EB-5 Litigation Update Post #2: Biden’s Announced Immigration Priorities Gives Hope for Behring’s Push for a Revitalized EB-5 Program
Not wasting any time, on his first day as the 46th US President, Biden signed 17 Executive Orders and unveiled his priorities for immigration reform. Six orders addressed immigration. He immediately repealed the travel ban on majority-Muslim countries. He also halted construction of the border wall near the border with Mexico. Importantly, Biden announced proposed legislation to provide a pathway to citizenship for nearly 11 million undocumented immigrants, granting a green card after having temporary legal status for 5 years, paying taxes, and passing a criminal background check and would be eligible to apply for citizenship three years later. A quicker path would be available to “Dreamers” under the DACA program.

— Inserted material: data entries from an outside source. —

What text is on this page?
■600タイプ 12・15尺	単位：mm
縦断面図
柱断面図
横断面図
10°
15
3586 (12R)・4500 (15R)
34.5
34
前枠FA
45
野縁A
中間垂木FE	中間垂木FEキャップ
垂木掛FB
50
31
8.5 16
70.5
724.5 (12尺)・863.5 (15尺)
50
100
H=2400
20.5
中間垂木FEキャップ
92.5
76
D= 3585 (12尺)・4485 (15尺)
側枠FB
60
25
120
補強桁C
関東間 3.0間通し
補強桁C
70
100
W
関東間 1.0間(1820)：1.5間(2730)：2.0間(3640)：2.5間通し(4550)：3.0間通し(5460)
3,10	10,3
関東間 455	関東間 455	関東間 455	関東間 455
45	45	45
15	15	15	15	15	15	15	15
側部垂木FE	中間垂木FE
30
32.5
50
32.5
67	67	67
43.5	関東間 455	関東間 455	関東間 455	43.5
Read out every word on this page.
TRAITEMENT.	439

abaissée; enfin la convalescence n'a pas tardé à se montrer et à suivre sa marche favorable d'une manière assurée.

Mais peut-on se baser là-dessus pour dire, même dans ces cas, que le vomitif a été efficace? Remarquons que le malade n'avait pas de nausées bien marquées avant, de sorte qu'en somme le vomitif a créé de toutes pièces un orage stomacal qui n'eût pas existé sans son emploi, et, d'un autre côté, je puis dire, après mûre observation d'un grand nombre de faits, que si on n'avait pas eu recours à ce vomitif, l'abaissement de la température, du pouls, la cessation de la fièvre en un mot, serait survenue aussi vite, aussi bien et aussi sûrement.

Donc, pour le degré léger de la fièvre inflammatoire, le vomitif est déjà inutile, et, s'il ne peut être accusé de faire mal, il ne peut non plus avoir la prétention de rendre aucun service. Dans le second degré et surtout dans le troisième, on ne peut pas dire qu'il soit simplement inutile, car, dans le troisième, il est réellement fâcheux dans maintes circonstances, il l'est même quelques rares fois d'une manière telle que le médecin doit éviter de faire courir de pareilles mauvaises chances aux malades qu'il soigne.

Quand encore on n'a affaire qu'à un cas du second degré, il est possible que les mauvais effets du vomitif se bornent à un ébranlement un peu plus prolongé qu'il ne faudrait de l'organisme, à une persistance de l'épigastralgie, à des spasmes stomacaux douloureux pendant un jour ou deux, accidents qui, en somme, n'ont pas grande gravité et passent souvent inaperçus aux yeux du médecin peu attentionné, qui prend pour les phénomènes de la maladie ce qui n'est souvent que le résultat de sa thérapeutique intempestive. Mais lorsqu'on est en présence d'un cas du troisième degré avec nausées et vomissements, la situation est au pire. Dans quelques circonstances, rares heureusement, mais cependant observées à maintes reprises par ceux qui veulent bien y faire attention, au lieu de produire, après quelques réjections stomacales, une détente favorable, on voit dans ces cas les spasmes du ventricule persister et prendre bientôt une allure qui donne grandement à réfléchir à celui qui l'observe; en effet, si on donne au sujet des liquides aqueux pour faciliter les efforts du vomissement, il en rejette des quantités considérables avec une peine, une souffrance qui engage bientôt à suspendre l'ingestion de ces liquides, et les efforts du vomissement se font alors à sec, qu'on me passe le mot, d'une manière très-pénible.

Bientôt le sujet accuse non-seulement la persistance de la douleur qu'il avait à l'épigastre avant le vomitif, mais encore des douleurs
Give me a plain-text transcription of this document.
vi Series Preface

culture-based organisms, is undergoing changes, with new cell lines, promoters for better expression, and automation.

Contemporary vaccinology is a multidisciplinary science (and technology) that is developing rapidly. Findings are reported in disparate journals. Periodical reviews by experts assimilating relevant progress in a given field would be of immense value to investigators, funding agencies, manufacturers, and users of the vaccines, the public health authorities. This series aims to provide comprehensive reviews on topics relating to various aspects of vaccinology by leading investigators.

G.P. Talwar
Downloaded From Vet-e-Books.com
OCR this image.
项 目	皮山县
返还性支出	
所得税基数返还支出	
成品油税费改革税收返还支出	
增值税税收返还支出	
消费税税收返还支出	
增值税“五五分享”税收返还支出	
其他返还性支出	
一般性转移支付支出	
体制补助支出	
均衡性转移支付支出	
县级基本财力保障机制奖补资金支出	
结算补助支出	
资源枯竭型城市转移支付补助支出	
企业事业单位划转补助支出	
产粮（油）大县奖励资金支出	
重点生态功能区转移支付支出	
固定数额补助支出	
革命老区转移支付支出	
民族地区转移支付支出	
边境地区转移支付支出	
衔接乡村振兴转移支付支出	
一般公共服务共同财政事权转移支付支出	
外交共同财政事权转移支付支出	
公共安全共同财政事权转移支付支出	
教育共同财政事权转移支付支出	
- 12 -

While the proposed bill has not been published, it is reported that Biden’s priority is to clear backlogs for both family and employment-based visas, recapture unused visas and eliminate per-country visa caps. See Greenberg Traurig’s summary of Biden’s proposed bill. We will provide further updates, particularly as they impact the EB-5 visa.
While these announcements do not directly relate to Behring’s current litigation against DHS and USCIS, they do demonstrate the new administration’s renewed commitment to establishing a fair and efficient immigration policy. The new administration brings with it a new Justice Department, too, which will be headed (if confirmed by the Senate) by D.C. Circuit Court judge and former Obama Supreme Court nominee Merrick Garland, who already has received bipartisan support for the role. He is not known to be involved previously in any major immigration cases, but his reputation for judicial restraint means he would naturally support deference to agency interpretation of statutes. Behring is hopeful he will be mindful of the conclusions of GAO and other federal courts and concede that the previous administration overstepped when it circumvented the advice and consent process of the Senate for acting directors of DHS and USCIS and allow the EB-5 Modernization Rule to be vacated.